GRAPHIC NOVELS HAVE been at the edge of literary consideration for a long time. Cultural tastemakers hemmed and hawed over them. Fans championed their artistic and literary merits, even as some of the art form’s top practitioners were unsure of what a ‘graphic novel’ was. Alan Moore, for one, widely considered a great exponent of it, called it a “marketing term” with a “gnawing hunger to be accepted”. Neil Gaiman, whenever he is complimented for writing great graphic novels rather than comic books, apparently feels like “someone who’d been informed that she wasn’t actually a hooker” but a “lady of the evening”. The term ‘graphic novel’ is, after all, a relatively recent coinage (of the 1960s); and the format—defined by Merriam-Webster as ‘a fictional story that is presented in a comic-strip format and published as a book’—probably just a little older.
The graphic novel has just had a major breakthrough. It has been given a seat at one of literature’s highest tables, the Man Booker Prize. The graphic novel Sabrina, by the American writer Nick Drnaso, has made it to the award’s longlist, a first ever. This, while other heavyweight novelists—from Julian Barnes and Peter Carey to Alan Hollinghurst and Pat Barker— have failed to make the cut.
Sabrina starts with a mystery. The titular character of the book is missing. Sabrina has been murdered. But as reviewers have pointed out, the book is less interested in her fate as it is with the impact her death has on those close to her. It is set in the modern world, even though it is supposed to be the near future, and the story draws in contemporary issues—a world of internet rumours and conspiracy theories, one devoid of personal interaction and intimacy —without resorting to clichés and sensational twists. The book has been widely applauded. The New York Times called it ‘an unnerving mystery told by a rigorous moralist, a profoundly American nightmare set squarely in the first year of the Trump presidency’. Zadie Smith calls it ‘the best book—in any medium—I have read about our current moment… possessing all the political power of polemic and yet simultaneously all the delicacy of truly great art’.

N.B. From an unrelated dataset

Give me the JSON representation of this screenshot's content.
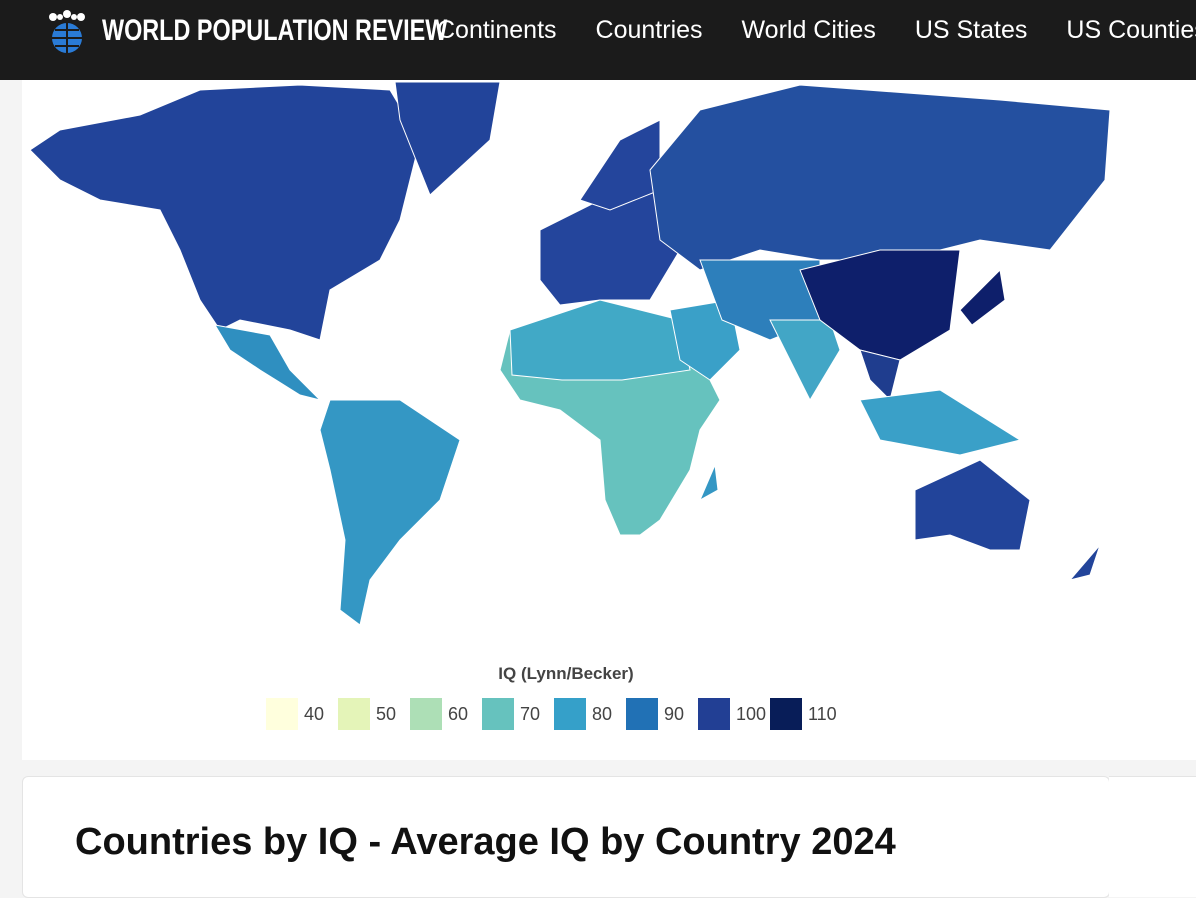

This is the 29-year-old Chicago-based writer’s second book. Drnaso’s first, a graphic novel called Beverly, was a collection of short fiction. Interestingly, comic books entered his life only in adulthood, and he finds his books influenced more by TV and film than by other cartoonists. “I once had the thought that in the 60s, there were lots of people who tried to be film directors, but who didn’t have the extrovert temperament for it, and that these people are the great, lost cartoonists. But graphic novels weren’t even an option then,” he told The Guardian. “What I love about drawing them is that I can work in private.”
The Man Booker’s website notes that, ‘Sabrina makes demands on the reader in precisely the way all good fiction does.’ Kwame Anthony Appiah, chairman of the jury, told The New York Times that a graphic novel being picked for the first time was “of course” in the judges’ minds. “But when the right novel comes along and it’s in your 13 favourites, you put it in the list… The impact of this is the same you have from any great work of fiction.”
Can a book—however accomplished—that relies largely on visuals compete for a prize that has only gone to all-text novels so far? Both formats tell stories, but how does one compare text alone with a work that combines words and drawings? This debate seems to be on the verge of getting settled.